I've been having real success using GenAI tools to prepare for interviews (not cheat), and as someone moving into the AI governance and policy space, this is a topic I think about carefully. Here's the stack that's been working for me:
I'm deep in the process of landing a high-level role at a major tech company. My strategy: use GenAI to prep hard, but not touch it during the actual interviews (which is banned by this company's policy anyway). In practice, that's looked like this:
1) Gemini Deep Research as my briefing engine I had it generate an in-depth job briefing cross-referencing both the JD and my resume.
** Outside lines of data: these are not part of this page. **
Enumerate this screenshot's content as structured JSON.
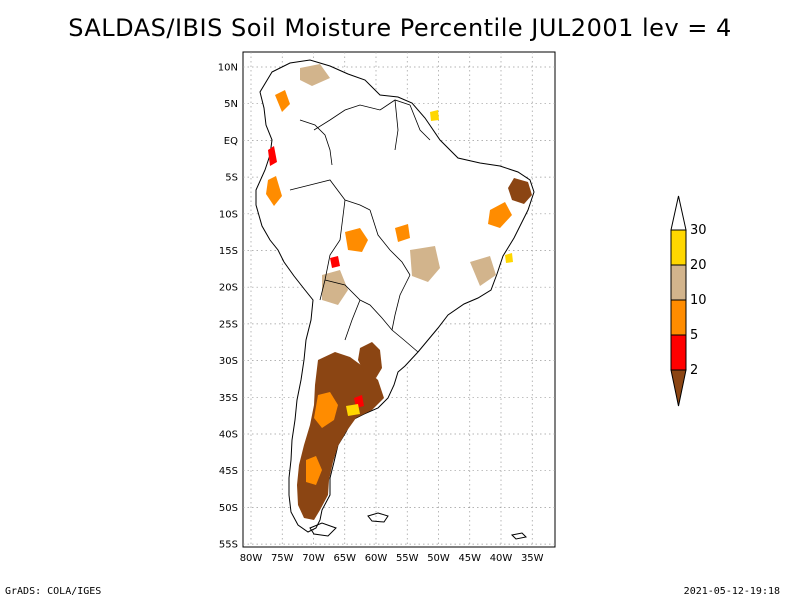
{
  "title": "SALDAS/IBIS Soil Moisture Percentile JUL2001 lev = 4",
  "lat_ticks": [
    "10N",
    "5N",
    "EQ",
    "5S",
    "10S",
    "15S",
    "20S",
    "25S",
    "30S",
    "35S",
    "40S",
    "45S",
    "50S",
    "55S"
  ],
  "lon_ticks": [
    "80W",
    "75W",
    "70W",
    "65W",
    "60W",
    "55W",
    "50W",
    "45W",
    "40W",
    "35W"
  ],
  "legend": {
    "levels": [
      "2",
      "5",
      "10",
      "20",
      "30"
    ],
    "colors": {
      "below_2": "#8b4513",
      "2_5": "#ff0000",
      "5_10": "#ff8c00",
      "10_20": "#d2b48c",
      "20_30": "#ffd700",
      "above_30": "#ffffff"
    }
  },
  "footer": {
    "left": "GrADS: COLA/IGES",
    "right": "2021-05-12-19:18"
  }
}
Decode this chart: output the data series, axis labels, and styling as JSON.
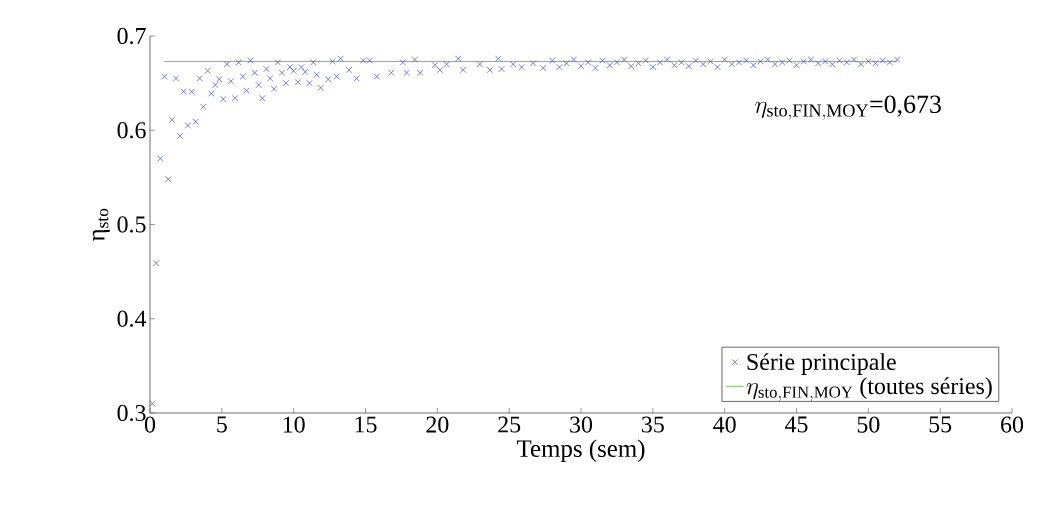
{
  "chart_data": {
    "type": "scatter",
    "xlabel": "Temps (sem)",
    "ylabel": "η$_{sto}$",
    "xlim": [
      0,
      60
    ],
    "ylim": [
      0.3,
      0.7
    ],
    "xticks": [
      0,
      5,
      10,
      15,
      20,
      25,
      30,
      35,
      40,
      45,
      50,
      55,
      60
    ],
    "yticks": [
      0.3,
      0.4,
      0.5,
      0.6,
      0.7
    ],
    "legend": "bottom right",
    "annotations": [
      "\\eta_{\\mathrm{sto,FIN,MOY}}\\hbox{=0,673}"
    ],
    "series": [
      {
        "name": "Série principale",
        "marker": "cross",
        "color": "#3b4cc0",
        "x": [
          0.16,
          0.44,
          0.72,
          1.0,
          1.27,
          1.53,
          1.81,
          2.09,
          2.34,
          2.64,
          2.9,
          3.18,
          3.46,
          3.71,
          4.01,
          4.27,
          4.55,
          4.82,
          5.1,
          5.35,
          5.63,
          5.92,
          6.17,
          6.46,
          6.72,
          7.0,
          7.29,
          7.56,
          7.82,
          8.1,
          8.36,
          8.63,
          8.9,
          9.18,
          9.46,
          9.74,
          9.99,
          10.3,
          10.54,
          10.8,
          11.1,
          11.36,
          11.6,
          11.88,
          12.4,
          12.7,
          12.99,
          13.26,
          13.85,
          14.38,
          14.84,
          15.3,
          15.78,
          16.8,
          17.6,
          17.86,
          18.44,
          18.8,
          19.83,
          20.18,
          20.64,
          21.45,
          21.8,
          22.96,
          23.66,
          24.24,
          24.47,
          25.28,
          25.87,
          26.67,
          27.37,
          28.0,
          28.5,
          29.0,
          29.5,
          30.0,
          30.5,
          31.0,
          31.5,
          32.0,
          32.5,
          33.0,
          33.5,
          34.0,
          34.5,
          35.0,
          35.5,
          36.0,
          36.5,
          37.0,
          37.5,
          38.0,
          38.5,
          39.0,
          39.5,
          40.0,
          40.5,
          41.0,
          41.5,
          42.0,
          42.5,
          43.0,
          43.5,
          44.0,
          44.5,
          45.0,
          45.5,
          46.0,
          46.5,
          47.0,
          47.5,
          48.0,
          48.5,
          49.0,
          49.5,
          50.0,
          50.5,
          51.0,
          51.5,
          52.0
        ],
        "values": [
          0.31,
          0.459,
          0.57,
          0.657,
          0.548,
          0.611,
          0.655,
          0.594,
          0.641,
          0.605,
          0.641,
          0.609,
          0.655,
          0.625,
          0.663,
          0.639,
          0.648,
          0.654,
          0.633,
          0.67,
          0.652,
          0.634,
          0.672,
          0.657,
          0.642,
          0.674,
          0.661,
          0.648,
          0.634,
          0.665,
          0.655,
          0.644,
          0.672,
          0.661,
          0.65,
          0.667,
          0.663,
          0.651,
          0.667,
          0.662,
          0.65,
          0.672,
          0.659,
          0.645,
          0.654,
          0.673,
          0.657,
          0.676,
          0.664,
          0.655,
          0.674,
          0.674,
          0.657,
          0.661,
          0.672,
          0.661,
          0.675,
          0.661,
          0.669,
          0.664,
          0.67,
          0.676,
          0.664,
          0.67,
          0.664,
          0.676,
          0.665,
          0.67,
          0.667,
          0.671,
          0.666,
          0.674,
          0.667,
          0.671,
          0.675,
          0.668,
          0.672,
          0.666,
          0.674,
          0.669,
          0.672,
          0.675,
          0.668,
          0.671,
          0.674,
          0.667,
          0.672,
          0.675,
          0.669,
          0.672,
          0.668,
          0.674,
          0.67,
          0.673,
          0.667,
          0.675,
          0.67,
          0.672,
          0.674,
          0.669,
          0.673,
          0.675,
          0.67,
          0.672,
          0.674,
          0.669,
          0.673,
          0.675,
          0.671,
          0.673,
          0.67,
          0.674,
          0.672,
          0.675,
          0.67,
          0.673,
          0.671,
          0.674,
          0.672,
          0.675
        ]
      },
      {
        "name": "\\eta_{\\mathrm{sto,FIN,MOY}}\\hbox{ (toutes séries)}",
        "type": "line",
        "marker": "none",
        "color": "#7cbf5a",
        "x": [
          1.0,
          52.0
        ],
        "values": [
          0.673,
          0.673
        ]
      }
    ]
  }
}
That brief and the resume go straight into NotebookLM as primary sources.
2) NotebookLM as my personal tutor From there I generate an interactive audio "podcast" targeted specifically to me applying to this role. The interactive format is the key. I use it like I'm already a candidate in prep mode. The quizzes, infographics, and slide decks are useful too, but the audio summaries are where I've gotten the most out of it.
3) Generate likely interview questions from the brief Once I have a solid foundation, I use the Deep Research brief as a reference to build out 10+ likely questions across each interview stage.
4) Claude voice mode for live practice I think this is the step most people skip. I run through the questions out loud in real time, video record myself, and actually watch it back. It's uncomfortable at first... but that's the point. Timing, pacing, nerves, you can't fix what you can't see.
I'm still in process and will report back when I land it. I'm curious what others are using; anything in your stack I'm missing?